Conlon présente Bernstein : travail mémoriel à Baltimore
Le chef James Colon le dit explicitement lors de ses interventions ce soir (comme il en parlait dans notre interview), il a conçu ce concert comme un voyage mémoriel entre les traditions musicales viennoises de l’ancien monde, celui d’avant la Seconde Guerre mondiale, et l’arrivée dans une nouvelle terre d’accueil, les Etats-Unis. Le voyage va de Brahms, caractéristique de la musique allemande de la fin du XIXe siècle à Bernstein, père d’une certaine modernité musicale, entre jazz et musique nouvelle, en passant par Franz Schreker. Ce compositeur méconnu (hormis de nos lecteurs, en particulier alors que la création française du Chercheur de trésors s’annonce à l’Opéra national du Rhin), victime de l’autodaphé nazi, est un des compositeurs caractéristiques de l’engagement de Conlon pour ceux qu’il appelle les « Recovered composers », et qui doivent être joués.
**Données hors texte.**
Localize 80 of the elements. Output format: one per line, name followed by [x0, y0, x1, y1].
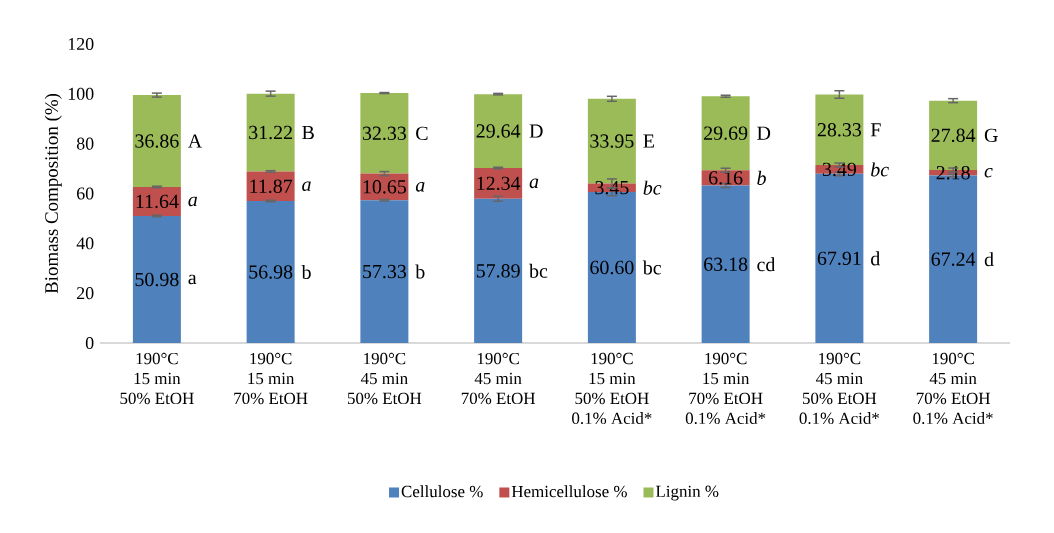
- annotation: cd: [757, 257, 776, 272]
- data-label: 32.33: [362, 126, 407, 141]
- bar: [701, 185, 750, 343]
- data-label: 6.16: [709, 171, 743, 185]
- annotation: C: [416, 126, 428, 141]
- data-label: 29.69: [704, 126, 748, 140]
- data-label: 60.60: [590, 260, 634, 275]
- bar: [701, 96, 750, 171]
- annotation: E: [643, 134, 654, 148]
- bar: [246, 201, 295, 343]
- bar: [360, 93, 409, 174]
- x-tick-label: 190°C 15 min 50% EtOH 0.1% Acid*: [572, 352, 652, 425]
- data-label: 67.91: [817, 251, 861, 266]
- annotation: D: [757, 126, 771, 140]
- annotation: d: [984, 252, 994, 267]
- bar: [474, 198, 523, 343]
- legend-label: Hemicellulose %: [511, 485, 627, 498]
- annotation: a: [188, 274, 197, 285]
- data-label: 3.45: [595, 180, 629, 195]
- bar: [132, 215, 181, 343]
- data-label: 11.87: [250, 179, 293, 193]
- annotation: bc: [871, 162, 889, 177]
- x-tick-label: 190°C 45 min 70% EtOH: [461, 352, 536, 405]
- annotation: B: [302, 125, 314, 140]
- annotation: a: [302, 181, 311, 192]
- y-tick-label: 120: [68, 37, 94, 51]
- y-tick-label: 80: [76, 137, 94, 150]
- y-tick-label: 40: [76, 237, 94, 250]
- annotation: b: [301, 264, 311, 279]
- x-tick-label: 190°C 45 min 70% EtOH 0.1% Acid*: [913, 352, 993, 425]
- data-label: 29.64: [476, 124, 521, 138]
- bar: [246, 93, 295, 172]
- bar: [132, 95, 181, 187]
- x-tick-label: 190°C 15 min 70% EtOH: [234, 352, 308, 405]
- annotation: c: [984, 167, 993, 178]
- annotation: bc: [642, 260, 661, 275]
- data-label: 3.49: [822, 162, 856, 177]
- x-tick-label: 190°C 45 min 50% EtOH: [347, 352, 422, 405]
- data-label: 33.95: [590, 134, 634, 148]
- bar: [474, 94, 523, 168]
- bar: [360, 200, 409, 343]
- data-label: 11.64: [136, 194, 179, 209]
- x-tick-label: 190°C 45 min 50% EtOH 0.1% Acid*: [799, 352, 879, 425]
- annotation: bc: [529, 263, 548, 278]
- annotation: b: [415, 264, 425, 279]
- y-tick-label: 60: [77, 187, 94, 200]
- data-label: 12.34: [477, 176, 521, 191]
- legend-label: Lignin %: [655, 485, 719, 501]
- legend-label: Cellulose %: [401, 485, 483, 498]
- data-label: 56.98: [249, 265, 293, 279]
- data-label: 57.33: [363, 264, 407, 279]
- y-axis-title: Biomass Composition (%): [44, 93, 62, 294]
- data-label: 50.98: [135, 272, 179, 287]
- y-tick-label: 100: [68, 87, 94, 100]
- data-label: 63.18: [704, 257, 748, 272]
- annotation: a: [529, 178, 539, 189]
- annotation: G: [984, 128, 998, 143]
- y-tick-label: 20: [77, 287, 94, 300]
- bar: [474, 167, 523, 199]
- bar: [701, 170, 750, 186]
- data-label: 28.33: [817, 123, 862, 137]
- annotation: D: [529, 124, 543, 138]
- y-tick-label: 0: [85, 336, 94, 350]
- data-label: 67.24: [931, 252, 976, 266]
- annotation: a: [188, 196, 198, 207]
- annotation: F: [870, 123, 881, 137]
- data-label: 27.84: [931, 128, 976, 143]
- annotation: bc: [643, 180, 662, 195]
- data-label: 57.89: [476, 264, 520, 278]
- bar: [246, 171, 295, 202]
- annotation: A: [187, 134, 203, 148]
- data-label: 31.22: [249, 125, 292, 140]
- bar: [132, 186, 181, 216]
- x-tick-label: 190°C 15 min 70% EtOH 0.1% Acid*: [685, 352, 766, 425]
- annotation: a: [415, 182, 425, 192]
- annotation: d: [871, 251, 881, 266]
- x-tick-label: 190°C 15 min 50% EtOH: [120, 352, 194, 405]
- annotation: b: [757, 170, 766, 185]
- data-label: 10.65: [363, 180, 407, 194]
- data-label: 36.86: [135, 134, 179, 148]
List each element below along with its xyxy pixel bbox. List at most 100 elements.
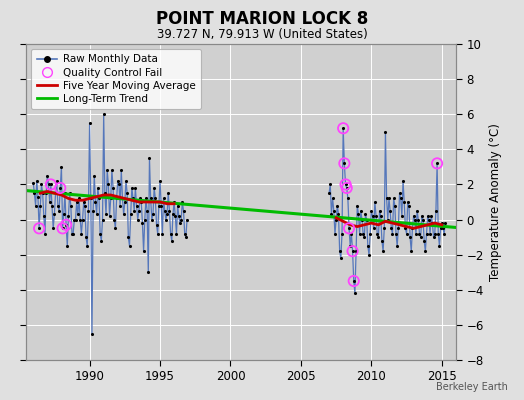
Point <box>348 248 357 254</box>
Point <box>406 234 414 240</box>
Point <box>420 238 429 244</box>
Point <box>151 195 159 202</box>
Point <box>168 238 176 244</box>
Point <box>125 243 134 249</box>
Point <box>37 181 46 188</box>
Y-axis label: Temperature Anomaly (°C): Temperature Anomaly (°C) <box>489 123 502 281</box>
Point <box>348 248 357 254</box>
Point <box>370 199 379 205</box>
Point <box>329 195 337 202</box>
Point <box>344 195 352 202</box>
Point <box>86 195 95 202</box>
Point <box>110 216 118 223</box>
Point <box>379 248 387 254</box>
Point <box>68 230 76 237</box>
Point <box>368 213 377 219</box>
Point <box>393 243 401 249</box>
Point <box>58 225 67 232</box>
Point <box>130 208 138 214</box>
Point <box>72 199 81 205</box>
Point <box>347 230 356 237</box>
Point <box>429 234 438 240</box>
Point <box>173 202 182 209</box>
Point <box>419 216 427 223</box>
Point <box>82 234 90 240</box>
Point <box>339 125 347 132</box>
Point <box>90 172 99 179</box>
Point <box>343 185 351 191</box>
Point <box>372 213 380 219</box>
Point <box>35 225 43 232</box>
Point <box>179 208 188 214</box>
Point <box>333 202 342 209</box>
Point <box>109 185 117 191</box>
Point <box>36 202 45 209</box>
Point <box>413 208 421 214</box>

Comme Conlon l’explique, même si ces partitions ont été retrouvées, la musique n’existe vraiment que quand elle est jouée.
La seconde partie du concert est alors dédiée à l’autre versant mémoriel : non plus les compositeurs spoliés et oubliés à cause du régime nazi, mais cette fois-ci la mémoire de l’Holocaust de manière plus générale, par des compositeurs juifs réfugiés ou ayant survécu. Samuel Pisar écrit ainsi ici son propre Kaddish [texte de glorification de Dieu, en particulier dans les situations de deuil ou d’enterrement] pour la Symphonie n°3 - Kaddish de Bernstein. Ce texte, en surimpression de la musique, est récité pour l’occasion par Judith et Leah Pisar, dans un double hommage, à la fois au génocide des Juifs dont Samuel Pisar porte la voix, et à Samuel Pisar lui-même en tant que père et mari aujourd’hui disparu.
L’orchestre évite avec bonheur de tomber dans les travers d’une musique lourde d’émotions, mais au contraire assure avec un grand professionnalisme une vigueur sans cesse renouvelée tout au long du concert. Les pupitres sont techniques et précis, en particulier les cordes, menées par le violon solo Jonathan Carney. Cette vivacité rentre cependant en légère contradiction avec la technique du chœur d’adulte, celui de l’University of Maryland qui manque en effet de diction et de netteté dans ses approches, bien qu’il compense par un certain dynamisme dans l’interprétation, et une grande harmonie entre les voix, ménagées notamment par la souplesse des altos et les graves assurés des basses. Les ténors montrent ici une belle puissance dans leurs parties solos, notamment dans les aigus. Les sopranos sortent aussi du lot, avec une douceur bienvenue, qui donne une nuance supplémentaire au texte du kaddish (les chœurs chantent une version en araméen).

Le chœur d’enfants, ici le Maryland State Boychoir, est plus discret dans la partition de Bernstein, avec un peu de souffle dans l’interprétation, mais de belles résonances dans les voix graves, qui font écho aux sopranos du chœur d’adultes. Ce chœur d’enfants apporte aussi beaucoup de poésie, en répondant à la voix de la soprano Diana Newman. Si cette version avec deux récitantes met un peu sur le côté les interventions vocales de la chanteuse, l’auditoire a tout de même le temps d’apprécier sa belle technique vocale. Diana Newman fait ici du défaut des chœurs une force, en choisissant une interprétation lointaine, en accord avec un timbre profond et inspiré. La chanteuse associe en effet une chaleur de l’approche musicale, notamment dans les extrêmes, avec une finesse dans l’attaque technique, qui lui permet d’assurer des aigus difficiles, et manquant d’ailleurs parfois un petit peu de précision. Le public salue ici la dimension joueuse que la soprano donne aux derniers moments de la symphonie, qui permet de finir sur une note plus légère.
Des sourires s’allument aussi dans les yeux des deux grandes performeuses vocales de la soirée, Judith et Leah Pisar, lorsque s’achève le Kaddish, in « our common home » : dans notre maison à tous, la planète pour Samuel Pisar, le beau Joseph Meyerhoff Symphony Hall ce soir pour les musiciens et le public qui applaudit longuement avec un recueillement plein d’espoir.